Pioneers and Snowballs
Let's imagine a 3- to 5-year period in which the following happens: someone discovers a gap in the market—they see what others have not yet noticed. Let's call them a "pioneer." This pioneer begins to buy quietly, taking advantage of the low level of interest in the industry at that time. They know that the market will change strategically. Their goal is to buy the company, even at a price higher than the current valuation, if they believe that the value of the company will increase significantly.

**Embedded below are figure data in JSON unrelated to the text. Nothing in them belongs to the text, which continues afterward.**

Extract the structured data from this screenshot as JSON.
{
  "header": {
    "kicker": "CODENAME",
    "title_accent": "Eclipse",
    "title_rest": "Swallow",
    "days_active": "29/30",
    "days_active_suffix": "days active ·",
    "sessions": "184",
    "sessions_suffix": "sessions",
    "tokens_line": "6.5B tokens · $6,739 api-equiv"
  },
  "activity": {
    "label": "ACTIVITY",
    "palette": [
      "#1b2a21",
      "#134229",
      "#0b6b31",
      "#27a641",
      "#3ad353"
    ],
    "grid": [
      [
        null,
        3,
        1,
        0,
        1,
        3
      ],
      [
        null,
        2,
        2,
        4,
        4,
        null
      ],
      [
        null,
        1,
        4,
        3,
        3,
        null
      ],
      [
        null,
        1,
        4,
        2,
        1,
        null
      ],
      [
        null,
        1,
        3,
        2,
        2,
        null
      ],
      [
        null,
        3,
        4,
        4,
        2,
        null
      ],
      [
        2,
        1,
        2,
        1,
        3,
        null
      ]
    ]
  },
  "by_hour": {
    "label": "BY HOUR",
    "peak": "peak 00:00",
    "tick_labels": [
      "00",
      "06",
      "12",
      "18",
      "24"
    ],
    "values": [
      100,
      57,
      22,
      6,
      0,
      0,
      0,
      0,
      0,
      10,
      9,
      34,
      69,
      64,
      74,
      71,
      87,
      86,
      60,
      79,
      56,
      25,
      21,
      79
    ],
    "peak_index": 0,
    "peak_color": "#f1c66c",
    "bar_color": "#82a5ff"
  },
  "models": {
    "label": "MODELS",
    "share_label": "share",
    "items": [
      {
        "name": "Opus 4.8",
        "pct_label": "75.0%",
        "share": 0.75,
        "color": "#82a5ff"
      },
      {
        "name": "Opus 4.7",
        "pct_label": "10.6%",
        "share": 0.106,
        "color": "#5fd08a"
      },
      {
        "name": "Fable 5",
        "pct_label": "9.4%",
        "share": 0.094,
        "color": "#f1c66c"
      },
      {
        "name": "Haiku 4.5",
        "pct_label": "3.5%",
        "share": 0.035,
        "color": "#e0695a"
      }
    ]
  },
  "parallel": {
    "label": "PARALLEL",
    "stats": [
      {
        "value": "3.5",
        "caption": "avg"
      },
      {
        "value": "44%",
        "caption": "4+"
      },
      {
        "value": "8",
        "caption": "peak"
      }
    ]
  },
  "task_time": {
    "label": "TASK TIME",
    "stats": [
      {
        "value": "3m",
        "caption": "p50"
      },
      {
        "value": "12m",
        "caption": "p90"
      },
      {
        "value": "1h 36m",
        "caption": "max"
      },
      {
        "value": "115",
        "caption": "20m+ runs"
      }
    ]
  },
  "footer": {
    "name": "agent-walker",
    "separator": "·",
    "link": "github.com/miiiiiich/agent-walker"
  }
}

Once the pioneer's transaction is successfully completed and announced, the market changes over time. Other investors begin to realize what the pioneer knew two years prior. A snowball effect ensues—the original pioneer transaction attracts other investors seeking to buy companies in the industry. Sellers can choose from several interested parties, which leads to higher and higher valuations due to competition among investors and changes in the market.
Sobering
However, demand is becoming saturated. Investors have bought up or are giving up on acquisitions in the sector due to sellers' high price expectations. The market is at its peak; those who have not sold are continuing to do business in a sector where new owners are now operating. The new owners have high entry prices and usually high expectations for return on investment. They are beginning to take measures to strengthen the profitability of the purchased company. The market, or rather the behavior of companies with new owners, is unpredictable. The original owners/managers coexisted in the market for many years. Now, the situation in the industry is different because the original relationships between the original owners have broken down.
Examples of herd behaviour in practice
- E-shops during covide - companies that sold online were in the spotlight of investors, achieved excellent margins, and the media was full of reports that brick-and-mortar stores would never recover.

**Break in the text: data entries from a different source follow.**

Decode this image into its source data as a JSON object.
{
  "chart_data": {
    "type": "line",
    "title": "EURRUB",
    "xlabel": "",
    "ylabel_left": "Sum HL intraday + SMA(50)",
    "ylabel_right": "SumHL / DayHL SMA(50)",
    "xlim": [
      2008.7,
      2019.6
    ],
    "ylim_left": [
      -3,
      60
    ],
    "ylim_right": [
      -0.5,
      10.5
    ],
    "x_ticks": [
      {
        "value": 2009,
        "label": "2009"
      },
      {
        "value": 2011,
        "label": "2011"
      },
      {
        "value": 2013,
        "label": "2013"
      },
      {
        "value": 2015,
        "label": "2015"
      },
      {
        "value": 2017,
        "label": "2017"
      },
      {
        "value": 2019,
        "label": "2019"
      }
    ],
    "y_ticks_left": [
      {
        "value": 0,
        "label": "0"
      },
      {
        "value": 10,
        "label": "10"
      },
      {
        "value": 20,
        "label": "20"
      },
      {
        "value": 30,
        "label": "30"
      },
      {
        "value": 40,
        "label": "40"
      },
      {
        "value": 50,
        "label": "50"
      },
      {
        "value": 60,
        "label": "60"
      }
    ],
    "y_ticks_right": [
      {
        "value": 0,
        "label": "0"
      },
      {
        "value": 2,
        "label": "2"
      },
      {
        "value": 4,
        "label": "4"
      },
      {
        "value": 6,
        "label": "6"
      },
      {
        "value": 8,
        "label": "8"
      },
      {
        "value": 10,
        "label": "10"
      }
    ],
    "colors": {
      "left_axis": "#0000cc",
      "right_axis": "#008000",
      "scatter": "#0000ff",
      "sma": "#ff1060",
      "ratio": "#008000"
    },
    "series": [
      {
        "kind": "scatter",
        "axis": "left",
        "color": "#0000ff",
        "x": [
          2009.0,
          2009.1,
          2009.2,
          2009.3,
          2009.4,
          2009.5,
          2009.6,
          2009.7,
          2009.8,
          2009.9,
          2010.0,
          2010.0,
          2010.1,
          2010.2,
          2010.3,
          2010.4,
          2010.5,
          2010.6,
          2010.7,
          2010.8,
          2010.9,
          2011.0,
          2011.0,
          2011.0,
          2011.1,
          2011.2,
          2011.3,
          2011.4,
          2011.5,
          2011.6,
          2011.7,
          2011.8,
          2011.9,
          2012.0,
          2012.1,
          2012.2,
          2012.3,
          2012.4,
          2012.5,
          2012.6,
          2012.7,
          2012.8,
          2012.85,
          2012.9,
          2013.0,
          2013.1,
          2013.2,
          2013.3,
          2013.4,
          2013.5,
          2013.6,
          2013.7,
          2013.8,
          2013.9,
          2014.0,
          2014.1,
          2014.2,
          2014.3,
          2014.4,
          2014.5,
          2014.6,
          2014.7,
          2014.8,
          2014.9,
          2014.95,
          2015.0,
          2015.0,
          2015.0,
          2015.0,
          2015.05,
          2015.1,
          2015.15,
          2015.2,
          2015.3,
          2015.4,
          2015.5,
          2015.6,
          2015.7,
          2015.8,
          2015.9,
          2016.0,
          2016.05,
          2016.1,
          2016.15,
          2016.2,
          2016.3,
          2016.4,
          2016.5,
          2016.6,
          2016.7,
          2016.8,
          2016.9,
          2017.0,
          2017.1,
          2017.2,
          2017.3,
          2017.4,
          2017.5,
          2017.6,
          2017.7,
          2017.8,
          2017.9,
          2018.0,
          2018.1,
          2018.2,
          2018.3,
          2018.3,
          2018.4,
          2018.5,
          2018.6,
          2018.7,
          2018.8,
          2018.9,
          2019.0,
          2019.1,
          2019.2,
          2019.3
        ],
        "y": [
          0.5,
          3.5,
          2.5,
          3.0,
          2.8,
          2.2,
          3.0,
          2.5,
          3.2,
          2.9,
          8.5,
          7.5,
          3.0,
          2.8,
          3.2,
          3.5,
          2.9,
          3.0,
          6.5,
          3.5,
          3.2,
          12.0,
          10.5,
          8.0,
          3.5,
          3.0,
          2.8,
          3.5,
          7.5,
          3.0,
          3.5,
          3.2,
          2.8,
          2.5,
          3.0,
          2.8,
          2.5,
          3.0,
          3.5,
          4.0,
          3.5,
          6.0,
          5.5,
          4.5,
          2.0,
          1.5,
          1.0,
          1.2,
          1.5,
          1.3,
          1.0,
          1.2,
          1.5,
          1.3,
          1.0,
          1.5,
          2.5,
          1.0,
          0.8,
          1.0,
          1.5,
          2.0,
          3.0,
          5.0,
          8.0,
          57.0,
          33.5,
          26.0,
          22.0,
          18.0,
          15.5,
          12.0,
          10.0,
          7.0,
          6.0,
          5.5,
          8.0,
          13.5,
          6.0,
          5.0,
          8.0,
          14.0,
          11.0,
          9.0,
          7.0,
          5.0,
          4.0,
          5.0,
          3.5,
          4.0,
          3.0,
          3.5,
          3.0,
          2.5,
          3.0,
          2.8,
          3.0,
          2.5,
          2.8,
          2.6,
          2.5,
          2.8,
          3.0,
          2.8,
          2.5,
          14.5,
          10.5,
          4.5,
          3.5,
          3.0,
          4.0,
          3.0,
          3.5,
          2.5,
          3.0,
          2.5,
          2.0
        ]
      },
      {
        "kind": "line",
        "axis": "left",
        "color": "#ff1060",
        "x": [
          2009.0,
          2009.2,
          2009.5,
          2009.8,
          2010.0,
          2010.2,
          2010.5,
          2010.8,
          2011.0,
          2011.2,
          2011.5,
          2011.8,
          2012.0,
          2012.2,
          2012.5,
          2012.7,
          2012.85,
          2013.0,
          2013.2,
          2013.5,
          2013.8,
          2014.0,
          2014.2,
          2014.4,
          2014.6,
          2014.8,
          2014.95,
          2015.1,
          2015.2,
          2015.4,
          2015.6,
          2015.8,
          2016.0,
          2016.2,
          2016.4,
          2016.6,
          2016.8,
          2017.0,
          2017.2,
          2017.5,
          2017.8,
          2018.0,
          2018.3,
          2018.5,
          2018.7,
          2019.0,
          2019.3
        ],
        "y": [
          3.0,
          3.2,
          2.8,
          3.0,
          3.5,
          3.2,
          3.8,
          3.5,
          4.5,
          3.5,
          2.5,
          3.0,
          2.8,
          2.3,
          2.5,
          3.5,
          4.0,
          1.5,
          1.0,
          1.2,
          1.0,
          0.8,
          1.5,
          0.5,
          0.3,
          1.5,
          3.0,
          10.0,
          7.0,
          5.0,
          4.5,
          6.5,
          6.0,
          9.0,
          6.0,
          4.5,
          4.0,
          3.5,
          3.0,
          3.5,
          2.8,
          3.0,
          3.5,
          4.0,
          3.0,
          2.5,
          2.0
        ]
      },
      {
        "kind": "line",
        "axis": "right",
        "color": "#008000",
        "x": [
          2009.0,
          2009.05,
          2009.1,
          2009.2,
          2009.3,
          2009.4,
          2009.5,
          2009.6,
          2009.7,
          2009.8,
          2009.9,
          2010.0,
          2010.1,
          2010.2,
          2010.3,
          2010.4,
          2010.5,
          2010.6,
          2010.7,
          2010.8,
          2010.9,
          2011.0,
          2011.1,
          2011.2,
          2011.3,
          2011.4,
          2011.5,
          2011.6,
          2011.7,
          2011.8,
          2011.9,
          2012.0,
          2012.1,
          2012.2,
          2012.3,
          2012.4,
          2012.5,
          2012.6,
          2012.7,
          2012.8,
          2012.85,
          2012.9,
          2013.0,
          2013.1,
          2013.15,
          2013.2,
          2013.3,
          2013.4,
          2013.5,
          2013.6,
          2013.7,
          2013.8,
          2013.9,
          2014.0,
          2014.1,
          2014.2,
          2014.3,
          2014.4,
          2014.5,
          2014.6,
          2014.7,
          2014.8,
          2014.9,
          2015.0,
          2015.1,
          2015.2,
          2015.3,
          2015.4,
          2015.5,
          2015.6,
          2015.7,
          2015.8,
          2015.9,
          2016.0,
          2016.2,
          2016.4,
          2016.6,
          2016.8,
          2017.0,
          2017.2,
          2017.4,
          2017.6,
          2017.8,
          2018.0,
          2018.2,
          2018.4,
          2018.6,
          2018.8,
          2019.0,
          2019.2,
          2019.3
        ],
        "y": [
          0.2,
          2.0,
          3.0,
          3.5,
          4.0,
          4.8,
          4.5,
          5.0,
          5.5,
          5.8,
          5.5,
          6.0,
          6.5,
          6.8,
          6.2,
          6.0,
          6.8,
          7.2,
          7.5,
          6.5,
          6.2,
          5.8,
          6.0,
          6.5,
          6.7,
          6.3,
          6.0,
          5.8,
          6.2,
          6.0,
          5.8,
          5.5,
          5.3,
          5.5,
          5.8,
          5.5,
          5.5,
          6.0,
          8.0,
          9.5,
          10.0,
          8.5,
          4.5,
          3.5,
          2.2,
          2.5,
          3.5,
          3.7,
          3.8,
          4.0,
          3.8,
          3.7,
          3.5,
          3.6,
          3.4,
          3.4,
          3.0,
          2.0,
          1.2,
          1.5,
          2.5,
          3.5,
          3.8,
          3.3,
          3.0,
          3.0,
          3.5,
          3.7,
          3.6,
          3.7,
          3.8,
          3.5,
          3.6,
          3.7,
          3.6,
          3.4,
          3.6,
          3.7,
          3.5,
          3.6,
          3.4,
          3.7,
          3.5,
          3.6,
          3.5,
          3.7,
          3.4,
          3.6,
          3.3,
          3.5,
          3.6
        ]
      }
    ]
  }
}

- Automation - between 2016 and 2019, there was a wave of interest in the automation sector. Companies were noticeably short of labor, and any company involved in the manufacture of automation machinery was attractive to investors.
- Automation - 2016-2019 saw a surge of interest in the automation sector. There was a noticeable shortage of labour in companies and any company that was in the business of manufacturing machinery for automation was attractive to investors.
- Agriculture - After 2020, there was a wave of interest in agricultural businesses. Prominent entrepreneurs from other industries became owners of agricultural businesses and vast tracts of farmland. This interest peaked in 2022 when agricultural commodity prices rose dramatically.
- Football clubs - from the 2023/2024 season, there was increased interest in owning football clubs. The main motives may be to increase prestige and PR. However, the financial benefits of running a club are highly questionable, especially when the team does not play in the Champions League.
History has shown that acquisitions have brought enormous value to many investors. It has been proven that 1+1 can really become more than 2. These investors relied on their own judgment, supported by calculations from an independent advisor. They looked for synergies, worked under various scenarios for the development of the acquired company, but above all, they were guided by common sense and not by what others were doing. It has often paid off to follow the saying: sell when you don't have to, and buy when it makes sense.